John P. Forman, MD, MSc, and colleagues conducted a clinical trial involving an 250 black participants who were randomly assigned to receive either placebo or one of three doses of vitamin D3 (or cholecalciferol at 1,000, 2,000 or 4,000 IU daily). Treatment was started in early winter to control sunlight-derived vitamin D.
The results, which were recently published in the journal Hypertension, showed that after three months of treatment, serum vitamin D levels increased in a dose-dependent manner and declined after the end of the study at 6 months, although they remained higher than baseline. Participants who received placebo had an increase in systolic blood pressure (SBP) by 1.7 mm Hg, while those who received vitamin D supplements saw a dose-dependent decline in SBP. The authors believe that the 0.2-mmHg greater reduction in SBP per 1-ng/mL in vitamin D levels is significant, and supports a true causal association between serum vitamin D levels and blood pressure.
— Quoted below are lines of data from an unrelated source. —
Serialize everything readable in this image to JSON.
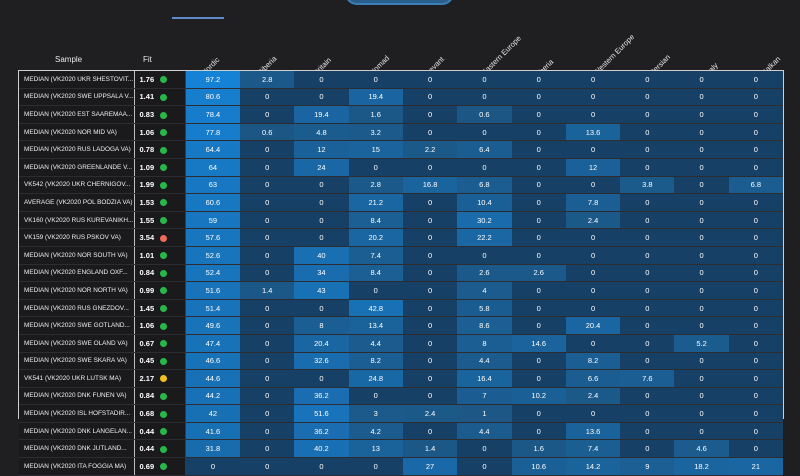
{
  "header": {
    "sample_label": "Sample",
    "fit_label": "Fit"
  },
  "columns": [
    "Nordic",
    "Siberia",
    "Britain",
    "Nomad",
    "Levant",
    "Eastern Europe",
    "Iberia",
    "Western Europe",
    "Persian",
    "Italy",
    "Balkan"
  ],
  "colors": {
    "dot_green": "#27b84a",
    "dot_red": "#ef6a5b",
    "dot_yellow": "#f1c21b",
    "bg": "#1f1f22"
  },
  "rows": [
    {
      "name": "MEDIAN (VK2020 UKR SHESTOVIT...",
      "fit": "1.76",
      "status": "green",
      "values": [
        "97.2",
        "2.8",
        "0",
        "0",
        "0",
        "0",
        "0",
        "0",
        "0",
        "0",
        "0"
      ]
    },
    {
      "name": "MEDIAN (VK2020 SWE UPPSALA V...",
      "fit": "1.41",
      "status": "green",
      "values": [
        "80.6",
        "0",
        "0",
        "19.4",
        "0",
        "0",
        "0",
        "0",
        "0",
        "0",
        "0"
      ]
    },
    {
      "name": "MEDIAN (VK2020 EST SAAREMAA...",
      "fit": "0.83",
      "status": "green",
      "values": [
        "78.4",
        "0",
        "19.4",
        "1.6",
        "0",
        "0.6",
        "0",
        "0",
        "0",
        "0",
        "0"
      ]
    },
    {
      "name": "MEDIAN (VK2020 NOR MID VA)",
      "fit": "1.06",
      "status": "green",
      "values": [
        "77.8",
        "0.6",
        "4.8",
        "3.2",
        "0",
        "0",
        "0",
        "13.6",
        "0",
        "0",
        "0"
      ]
    },
    {
      "name": "MEDIAN (VK2020 RUS LADOGA VA)",
      "fit": "0.78",
      "status": "green",
      "values": [
        "64.4",
        "0",
        "12",
        "15",
        "2.2",
        "6.4",
        "0",
        "0",
        "0",
        "0",
        "0"
      ]
    },
    {
      "name": "MEDIAN (VK2020 GREENLANDE V...",
      "fit": "1.09",
      "status": "green",
      "values": [
        "64",
        "0",
        "24",
        "0",
        "0",
        "0",
        "0",
        "12",
        "0",
        "0",
        "0"
      ]
    },
    {
      "name": "VK542 (VK2020 UKR CHERNIGOV...",
      "fit": "1.99",
      "status": "green",
      "values": [
        "63",
        "0",
        "0",
        "2.8",
        "16.8",
        "6.8",
        "0",
        "0",
        "3.8",
        "0",
        "6.8"
      ]
    },
    {
      "name": "AVERAGE (VK2020 POL BODZIA VA)",
      "fit": "1.53",
      "status": "green",
      "values": [
        "60.6",
        "0",
        "0",
        "21.2",
        "0",
        "10.4",
        "0",
        "7.8",
        "0",
        "0",
        "0"
      ]
    },
    {
      "name": "VK160 (VK2020 RUS KUREVANIKH...",
      "fit": "1.55",
      "status": "green",
      "values": [
        "59",
        "0",
        "0",
        "8.4",
        "0",
        "30.2",
        "0",
        "2.4",
        "0",
        "0",
        "0"
      ]
    },
    {
      "name": "VK159 (VK2020 RUS PSKOV VA)",
      "fit": "3.54",
      "status": "red",
      "values": [
        "57.6",
        "0",
        "0",
        "20.2",
        "0",
        "22.2",
        "0",
        "0",
        "0",
        "0",
        "0"
      ]
    },
    {
      "name": "MEDIAN (VK2020 NOR SOUTH VA)",
      "fit": "1.01",
      "status": "green",
      "values": [
        "52.6",
        "0",
        "40",
        "7.4",
        "0",
        "0",
        "0",
        "0",
        "0",
        "0",
        "0"
      ]
    },
    {
      "name": "MEDIAN (VK2020 ENGLAND OXF...",
      "fit": "0.84",
      "status": "green",
      "values": [
        "52.4",
        "0",
        "34",
        "8.4",
        "0",
        "2.6",
        "2.6",
        "0",
        "0",
        "0",
        "0"
      ]
    },
    {
      "name": "MEDIAN (VK2020 NOR NORTH VA)",
      "fit": "0.99",
      "status": "green",
      "values": [
        "51.6",
        "1.4",
        "43",
        "0",
        "0",
        "4",
        "0",
        "0",
        "0",
        "0",
        "0"
      ]
    },
    {
      "name": "MEDIAN (VK2020 RUS GNEZDOV...",
      "fit": "1.45",
      "status": "green",
      "values": [
        "51.4",
        "0",
        "0",
        "42.8",
        "0",
        "5.8",
        "0",
        "0",
        "0",
        "0",
        "0"
      ]
    },
    {
      "name": "MEDIAN (VK2020 SWE GOTLAND...",
      "fit": "1.06",
      "status": "green",
      "values": [
        "49.6",
        "0",
        "8",
        "13.4",
        "0",
        "8.6",
        "0",
        "20.4",
        "0",
        "0",
        "0"
      ]
    },
    {
      "name": "MEDIAN (VK2020 SWE OLAND VA)",
      "fit": "0.67",
      "status": "green",
      "values": [
        "47.4",
        "0",
        "20.4",
        "4.4",
        "0",
        "8",
        "14.6",
        "0",
        "0",
        "5.2",
        "0"
      ]
    },
    {
      "name": "MEDIAN (VK2020 SWE SKARA VA)",
      "fit": "0.45",
      "status": "green",
      "values": [
        "46.6",
        "0",
        "32.6",
        "8.2",
        "0",
        "4.4",
        "0",
        "8.2",
        "0",
        "0",
        "0"
      ]
    },
    {
      "name": "VK541 (VK2020 UKR LUTSK MA)",
      "fit": "2.17",
      "status": "yellow",
      "values": [
        "44.6",
        "0",
        "0",
        "24.8",
        "0",
        "16.4",
        "0",
        "6.6",
        "7.6",
        "0",
        "0"
      ]
    },
    {
      "name": "MEDIAN (VK2020 DNK FUNEN VA)",
      "fit": "0.84",
      "status": "green",
      "values": [
        "44.2",
        "0",
        "36.2",
        "0",
        "0",
        "7",
        "10.2",
        "2.4",
        "0",
        "0",
        "0"
      ]
    },
    {
      "name": "MEDIAN (VK2020 ISL HOFSTADIR...",
      "fit": "0.68",
      "status": "green",
      "values": [
        "42",
        "0",
        "51.6",
        "3",
        "2.4",
        "1",
        "0",
        "0",
        "0",
        "0",
        "0"
      ]
    },
    {
      "name": "MEDIAN (VK2020 DNK LANGELAN...",
      "fit": "0.44",
      "status": "green",
      "values": [
        "41.6",
        "0",
        "36.2",
        "4.2",
        "0",
        "4.4",
        "0",
        "13.6",
        "0",
        "0",
        "0"
      ]
    },
    {
      "name": "MEDIAN (VK2020 DNK JUTLAND...",
      "fit": "0.44",
      "status": "green",
      "values": [
        "31.8",
        "0",
        "40.2",
        "13",
        "1.4",
        "0",
        "1.6",
        "7.4",
        "0",
        "4.6",
        "0"
      ]
    },
    {
      "name": "MEDIAN (VK2020 ITA FOGGIA MA)",
      "fit": "0.69",
      "status": "green",
      "values": [
        "0",
        "0",
        "0",
        "0",
        "27",
        "0",
        "10.6",
        "14.2",
        "9",
        "18.2",
        "21"
      ]
    }
  ]
}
However, they also note that larger, longer studies are needed to confirm the effect.
The investigators believe that if proven, vitamin D supplementation could be a good way to prevent or reduce blood pressure among blacks, who have higher prevalence of hypertension and lower vitamin D levels than whites. They explain that vitamin D works to reduce blood pressure by regulating the renin-angiotensin system, which is believed to be a stronger mediator of blood pressure among blacks.
Phend, C. Vitamin D May Pare BP for Blacks. MedPage Today.